This report by Nicky Road of a recent conference has been forwarded by the Institute for Race Relations and should be of interest to teachers, social workers, lawyers and refugee groups in Brent.
The conference, organised by the Royal Holloway and the Tavistock and Portman NHS
on 19 September, brought together lawyers, teachers, mental health
workers, social workers, refugee organisations and young asylum seekers
to share their knowledge and experiences and to establish a network to
collate information and track the outcomes for separated young people
seeking asylum.
The excellent contributors detailed both the legal minefield of
seeking justice for these young people and the emotional and
psychological impact of displacement and a very uncertain and
potentially life-threatening future. Young people from Afghanistan also
participated in the day and spoke about their experiences of living in
the UK, gaining education and qualifications, making friends and a life
here only to be met with a very uncertain future as they reach 18.
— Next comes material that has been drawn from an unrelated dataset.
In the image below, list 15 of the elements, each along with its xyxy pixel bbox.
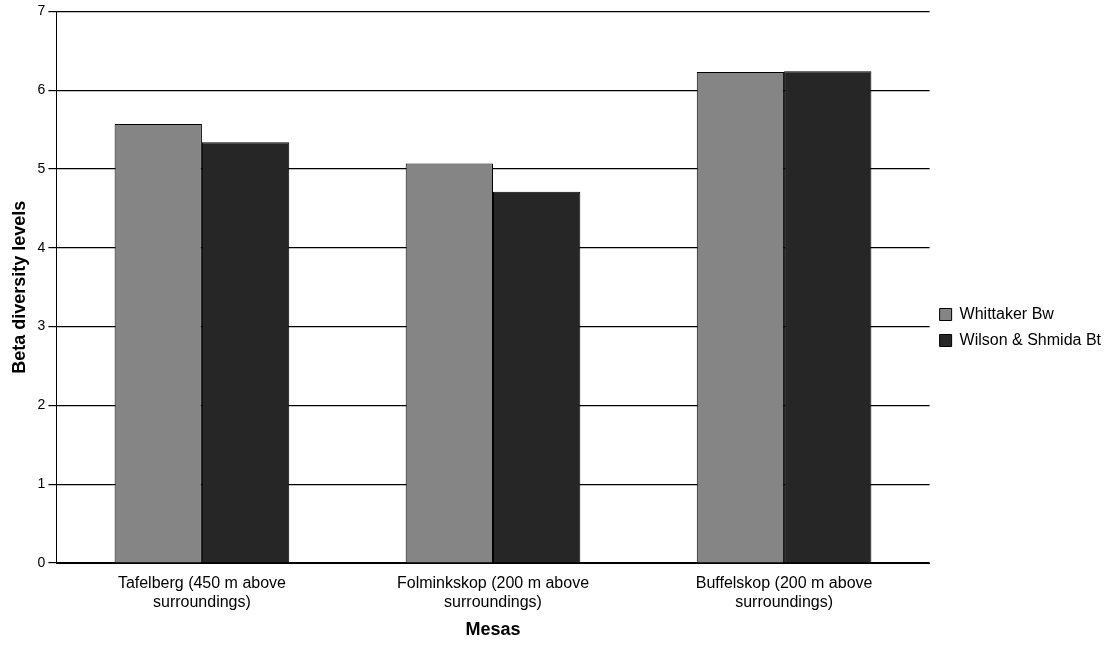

There were speakers, films taken by young people speaking about their lives, a performance of
Mazloom, a play based on words and experiences of young asylum seekers, and a film called
Hamedullah.
This is the true story of Hamedullah who fled Afghanistan as a teenager
and lived safely in Canterbury until Border Agency officials came to
his house in the middle of the night, arrested him and removed him to
Kabul on a charter flight. Sue Clayton, a film director working in the
Media Department at the Royal Holloway, filmed the day he was led to his
flight and gave him a tiny video camera which he has since used to
capture his experience of returning and his daily struggle to survive.
This film is a very powerful testament to the dangers that these young
people face when they are forcibly removed and gives the lie to the
official statement that it is safe for these young men to return.
The greatest sense of injustice voiced by those young people present
was the inequality in the way they are treated in the UK. The different
standards of the legal representation they receive was also voiced by
many, lawyers included. Supporters of these young people have started to
show extracts of
Hamedullah to judges, highlighting what they
can expect on their return, and this is proving an increasingly
effective way of influencing the decisions taken by courts.
The film
Hamedullah costs £10 with all the proceeds going to
this young man to support him whilst he tries to make a new life for
himself. He has been unable to get work, has no family left and his
village is in one of the most dangerous areas. He is viewed with great
suspicion as belonging to neither country.